Vita betrat das Arbeitszimmer und schloss die Tür hinter sich. Doch Homunkulusohren sind scharf, und Barnabas’ Worte hatten Fliegenbein nur noch neugieriger und besorgter gemacht. Also kroch er zur Tür und presste sein Ohr dagegen. Und hörte zum ersten Mal von Cadoc Aalstrom.

Er erfuhr, dass Aalstrom und Barnabas schon seit Schulzeiten Feinde waren, und hörte noch einen weiteren Namen zum ersten Mal durch die geschlossene Tür: den von Lizzie Persimmons. Anscheinend war ihr etwas Schreckliches zugestoßen, als sie versucht hatte, eine Meerfrau vor Aalstrom zu beschützen. Und Barnabas hatte vergebens versucht, sie zu retten. Fliegenbein erfuhr von so vielen schrecklichen Taten an jenem Abend: von Fabelwesen, die Aalstrom getötet oder wegen ihrer Magie zerstückelt oder zu Tode gehetzt hatte, deren Nachwuchs er gestohlen und deren Herzen er herausgerissen hatte …

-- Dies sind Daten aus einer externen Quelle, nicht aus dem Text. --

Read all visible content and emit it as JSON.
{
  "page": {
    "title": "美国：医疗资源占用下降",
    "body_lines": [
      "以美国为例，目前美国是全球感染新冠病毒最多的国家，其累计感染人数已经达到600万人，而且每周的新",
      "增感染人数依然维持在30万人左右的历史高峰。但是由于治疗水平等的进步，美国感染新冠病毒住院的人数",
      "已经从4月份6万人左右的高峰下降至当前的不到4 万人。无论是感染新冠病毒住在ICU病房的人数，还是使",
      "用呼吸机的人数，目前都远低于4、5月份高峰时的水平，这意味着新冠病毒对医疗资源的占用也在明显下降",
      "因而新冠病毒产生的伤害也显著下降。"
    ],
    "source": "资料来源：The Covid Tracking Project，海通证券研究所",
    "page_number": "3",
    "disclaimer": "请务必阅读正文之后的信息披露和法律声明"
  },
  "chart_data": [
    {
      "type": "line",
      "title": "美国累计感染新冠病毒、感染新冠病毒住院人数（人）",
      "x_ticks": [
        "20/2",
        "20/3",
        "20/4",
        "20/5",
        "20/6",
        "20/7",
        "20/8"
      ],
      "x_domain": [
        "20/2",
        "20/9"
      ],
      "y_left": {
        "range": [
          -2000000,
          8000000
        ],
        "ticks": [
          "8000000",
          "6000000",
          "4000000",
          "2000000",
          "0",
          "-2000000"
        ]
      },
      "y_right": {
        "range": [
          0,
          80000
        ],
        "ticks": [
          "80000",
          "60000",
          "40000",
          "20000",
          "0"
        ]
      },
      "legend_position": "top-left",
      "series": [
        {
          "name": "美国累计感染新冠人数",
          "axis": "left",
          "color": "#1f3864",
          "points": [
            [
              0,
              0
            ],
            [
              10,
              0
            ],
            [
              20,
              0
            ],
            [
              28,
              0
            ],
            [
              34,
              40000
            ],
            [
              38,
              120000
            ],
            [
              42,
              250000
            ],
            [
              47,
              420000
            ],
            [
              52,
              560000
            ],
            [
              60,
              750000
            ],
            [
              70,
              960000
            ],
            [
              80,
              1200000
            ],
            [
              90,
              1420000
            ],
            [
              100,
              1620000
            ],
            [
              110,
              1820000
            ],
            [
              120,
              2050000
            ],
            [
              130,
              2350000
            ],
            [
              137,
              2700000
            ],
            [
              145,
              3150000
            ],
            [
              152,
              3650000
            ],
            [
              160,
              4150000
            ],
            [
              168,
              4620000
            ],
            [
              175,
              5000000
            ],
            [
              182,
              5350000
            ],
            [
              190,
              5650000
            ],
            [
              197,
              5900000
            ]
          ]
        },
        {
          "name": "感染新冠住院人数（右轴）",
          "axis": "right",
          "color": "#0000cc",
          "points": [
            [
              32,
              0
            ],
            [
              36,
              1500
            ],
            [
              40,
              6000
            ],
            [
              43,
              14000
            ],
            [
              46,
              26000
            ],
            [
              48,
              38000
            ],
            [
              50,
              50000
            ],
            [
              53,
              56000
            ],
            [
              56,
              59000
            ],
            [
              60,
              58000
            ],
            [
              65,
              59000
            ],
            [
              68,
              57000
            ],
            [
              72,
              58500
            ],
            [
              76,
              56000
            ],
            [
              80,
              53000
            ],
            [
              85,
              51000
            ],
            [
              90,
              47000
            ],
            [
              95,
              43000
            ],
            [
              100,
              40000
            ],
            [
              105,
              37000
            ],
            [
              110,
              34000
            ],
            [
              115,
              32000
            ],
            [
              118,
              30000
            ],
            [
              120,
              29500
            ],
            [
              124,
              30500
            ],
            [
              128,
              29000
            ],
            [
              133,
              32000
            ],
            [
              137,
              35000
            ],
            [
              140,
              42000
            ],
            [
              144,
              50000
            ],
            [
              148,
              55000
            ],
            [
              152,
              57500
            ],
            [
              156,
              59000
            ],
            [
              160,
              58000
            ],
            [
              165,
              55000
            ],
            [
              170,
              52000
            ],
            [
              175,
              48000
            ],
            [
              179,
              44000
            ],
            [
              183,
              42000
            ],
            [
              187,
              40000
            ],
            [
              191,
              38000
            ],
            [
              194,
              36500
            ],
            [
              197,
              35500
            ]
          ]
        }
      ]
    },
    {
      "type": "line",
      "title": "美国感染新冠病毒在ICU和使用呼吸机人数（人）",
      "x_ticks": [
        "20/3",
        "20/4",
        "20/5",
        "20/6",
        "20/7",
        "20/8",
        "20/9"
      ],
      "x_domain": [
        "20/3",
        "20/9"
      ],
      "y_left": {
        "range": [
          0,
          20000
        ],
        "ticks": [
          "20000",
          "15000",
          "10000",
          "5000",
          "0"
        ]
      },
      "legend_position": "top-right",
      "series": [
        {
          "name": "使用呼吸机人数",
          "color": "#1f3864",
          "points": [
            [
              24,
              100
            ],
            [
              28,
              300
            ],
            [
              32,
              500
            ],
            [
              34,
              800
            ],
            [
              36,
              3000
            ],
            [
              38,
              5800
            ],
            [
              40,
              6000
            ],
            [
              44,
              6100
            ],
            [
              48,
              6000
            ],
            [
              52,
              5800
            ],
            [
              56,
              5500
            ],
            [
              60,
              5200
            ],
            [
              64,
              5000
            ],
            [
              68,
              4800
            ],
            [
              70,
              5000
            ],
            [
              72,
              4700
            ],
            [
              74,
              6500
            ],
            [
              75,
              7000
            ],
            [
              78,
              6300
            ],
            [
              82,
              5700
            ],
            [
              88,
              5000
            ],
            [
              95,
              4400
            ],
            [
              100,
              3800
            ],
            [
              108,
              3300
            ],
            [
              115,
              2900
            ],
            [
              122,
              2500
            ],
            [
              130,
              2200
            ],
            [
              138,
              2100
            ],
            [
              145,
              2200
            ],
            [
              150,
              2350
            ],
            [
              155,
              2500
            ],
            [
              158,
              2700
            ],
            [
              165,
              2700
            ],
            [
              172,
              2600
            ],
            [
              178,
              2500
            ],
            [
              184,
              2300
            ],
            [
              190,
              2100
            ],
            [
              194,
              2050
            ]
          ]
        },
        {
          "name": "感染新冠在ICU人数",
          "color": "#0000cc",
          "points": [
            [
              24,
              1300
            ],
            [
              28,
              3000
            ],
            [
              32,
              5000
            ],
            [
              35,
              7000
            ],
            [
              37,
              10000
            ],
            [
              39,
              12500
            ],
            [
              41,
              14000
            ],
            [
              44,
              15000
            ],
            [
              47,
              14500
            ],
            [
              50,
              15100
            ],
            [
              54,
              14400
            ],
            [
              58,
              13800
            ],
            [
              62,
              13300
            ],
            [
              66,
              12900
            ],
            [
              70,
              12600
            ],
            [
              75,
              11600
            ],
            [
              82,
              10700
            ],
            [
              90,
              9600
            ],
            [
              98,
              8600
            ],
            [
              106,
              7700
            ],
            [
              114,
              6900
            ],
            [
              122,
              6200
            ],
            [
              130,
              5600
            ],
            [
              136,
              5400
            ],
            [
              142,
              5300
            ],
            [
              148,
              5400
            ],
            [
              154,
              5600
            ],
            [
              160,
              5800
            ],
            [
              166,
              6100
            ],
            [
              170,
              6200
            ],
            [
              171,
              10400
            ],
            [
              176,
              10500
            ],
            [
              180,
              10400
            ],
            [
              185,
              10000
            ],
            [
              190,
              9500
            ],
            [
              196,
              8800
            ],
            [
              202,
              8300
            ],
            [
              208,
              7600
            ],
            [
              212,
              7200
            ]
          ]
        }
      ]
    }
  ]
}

»Ach, Vita, all die Sagen und Mythen, die ich als junger Mann gesammelt habe!«, hatte Barnabas mit verzweifelter Stimme gerufen. »Wieso habe ich sie alle aufgeschrieben? Was für ein Dummkopf ich war, ihre Geheimnisse zu verraten, anstatt sie zu schützen! Ich bin sicher, dass Cadoc die Notizbücher, die er mir gestohlen hat, noch immer besitzt. Was er daraus alles erfahren hat! Das Herz einer Himmelsschlange macht reich. Das Herz eines Drachen macht unverwundbar. Der Staub der Moosfeen hält für hundert Jahre jung …«

»… und die Schwimmhäute von Meerfrauen machen unsichtbar«, schob Vita leise hinterher. »Ich weiß. Aber es ist nicht deine Schuld. Du hast all das aufgeschrieben, weil du mehr über die Geschöpfe erfahren wolltest, die du verehrtest und liebtest. Du wolltest sie besser verstehen, um sie besser schützen zu können …«

»Aber das hab ich nicht!«, hatte Barnabas mit bebender Stimme erwidert. »Meine Notizen haben sie verraten! Was sind wir für eine schreckliche Spezies. Ich wünschte, ich wäre kein Mensch.«

»Barnabas!«, fiel Vita ihm ins Wort. »Nicht nur Menschen sind grausam. Die Wespe, die ihre Eier in eine lebendige Raupe legt, spürt kein Mitleid, wenn ihre Kinder ihren Wirt von innen auffressen. Ich fürchte, Mitleid ist in dieser Welt eine ziemlich seltene Empfindung.«

»Aber Cadoc tut das alles nicht für seinen Nachwuchs! Er tut es nur, weil er immer mehr will, Vita! Dürfen wir aus Gier andere Lebewesen verletzen? Dürfen wir den Schmerz und die Verzweiflung anderer Geschöpfe in Kauf nehmen, damit wir uns bereichern können oder ein bequemeres Leben haben? Nein! Nicht einmal für mehr Wissen!«

Das war das Letzte, was Fliegenbein hörte. Hothbrodd war den Flur hinuntergekommen und hatte nach Barnabas gerufen, mit zwei Krabbenwichteln unterm Arm, die mit ihren Zangen nacheinander schnappten. Und Fliegenbein war in die Bibliothek zurückgehastet, wo die Bücher ihn Aalstrom bald hatten vergessen lassen. Er hatte schon immer Zuflucht vor dem Bösen in Büchern gesucht und gefunden.

Aber nun hatte Lola die Nachricht, dass das Böse ausgerechnet an dem Ort eingetroffen war, an dem sie die Aurelia beschützen mussten, in die Berge hoch über dem Meer gebracht.